Wertheim was embedded in the inter-war arts scene; she surrounded herself with artists such as Frances Hodgkins, Christopher Wood, Helmut Kolle and Kenneth Hall and sought out young and unknown talent to show at her gallery. Her own instinctive taste was reflected in the bold, vibrant na'i've' style that characterised the work of so many of these artists. Her dedication to 'her artists' spanned five decades, during which she amassed a significant collection of paintings and drawings, mounted hundreds of exhibitions, loaned to schools, and gifted many works to galleries and museums both nationally and internationally.
Though Wertheim is known among specialist gallerists and collectors, she is relatively unknown by the broader public - although they are familiar with many of the artists she represented. A Life in Art will introduce new audiences to Lucy Wertheim, highlighting how she supported, motivated and showcased the artists that she discovered. Paintings, drawing and sculptures from her disbanded collection will be brought together again for the first time in 50 years alongside works exhibited in the Wertheim Gallery. The exhibition will illustrate the significance of the close relationships she developed with her artists and the impact of her patronage on their careers. Wertheim's voice will form part of the exhibition narrative, through extracts from letters and her memoir Adventure in Art, published in 1947.

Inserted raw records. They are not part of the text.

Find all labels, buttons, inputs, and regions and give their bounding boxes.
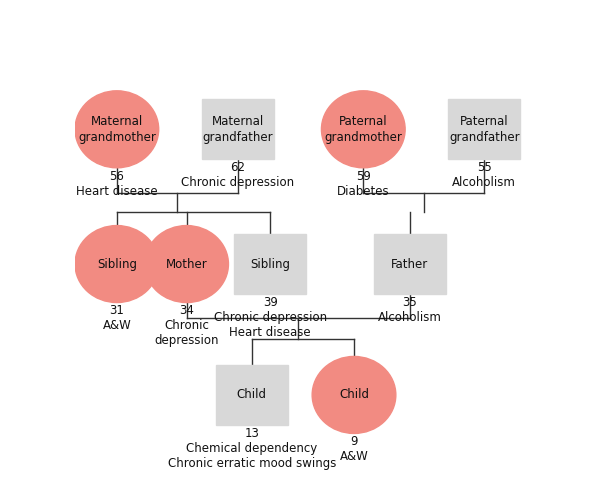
Text: 56
Heart disease: 56 Heart disease [76,170,158,198]
FancyBboxPatch shape [448,100,520,159]
Text: Child: Child [236,388,266,402]
Ellipse shape [145,226,229,302]
FancyBboxPatch shape [215,365,288,425]
Text: Paternal
grandfather: Paternal grandfather [449,115,520,144]
FancyBboxPatch shape [202,100,274,159]
Text: 62
Chronic depression: 62 Chronic depression [181,161,295,189]
Text: Maternal
grandmother: Maternal grandmother [78,115,156,144]
Text: Sibling: Sibling [97,258,137,270]
Text: Sibling: Sibling [250,258,290,270]
Text: Mother: Mother [166,258,208,270]
Text: 59
Diabetes: 59 Diabetes [337,170,389,198]
Text: 9
A&W: 9 A&W [340,436,368,464]
Ellipse shape [322,91,405,168]
Text: Maternal
grandfather: Maternal grandfather [202,115,273,144]
Ellipse shape [312,356,396,434]
Text: 39
Chronic depression
Heart disease: 39 Chronic depression Heart disease [214,296,327,339]
Text: 31
A&W: 31 A&W [103,304,131,332]
FancyBboxPatch shape [234,234,307,294]
Text: 34
Chronic
depression: 34 Chronic depression [154,304,219,348]
Text: 55
Alcoholism: 55 Alcoholism [452,161,516,189]
Text: Child: Child [339,388,369,402]
Ellipse shape [75,226,158,302]
Text: 13
Chemical dependency
Chronic erratic mood swings: 13 Chemical dependency Chronic erratic m… [167,426,336,470]
Ellipse shape [75,91,158,168]
Text: Paternal
grandmother: Paternal grandmother [325,115,402,144]
FancyBboxPatch shape [374,234,446,294]
Text: 35
Alcoholism: 35 Alcoholism [378,296,442,324]
Text: Father: Father [391,258,428,270]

The exhibition includes Moore’s Head of a Girl, 1923, which was formerly in Wertheim’s collection and remained in her home until her death in 1971. In her memoir, Wertheim wrote of Moore, “I fell under the spell of his work in 1928 and within a year had acquired from him ‘The Reclining Nude’ in alabaster, ‘Head of a Girl’, and two smaller carvings in addition to numerous drawings.”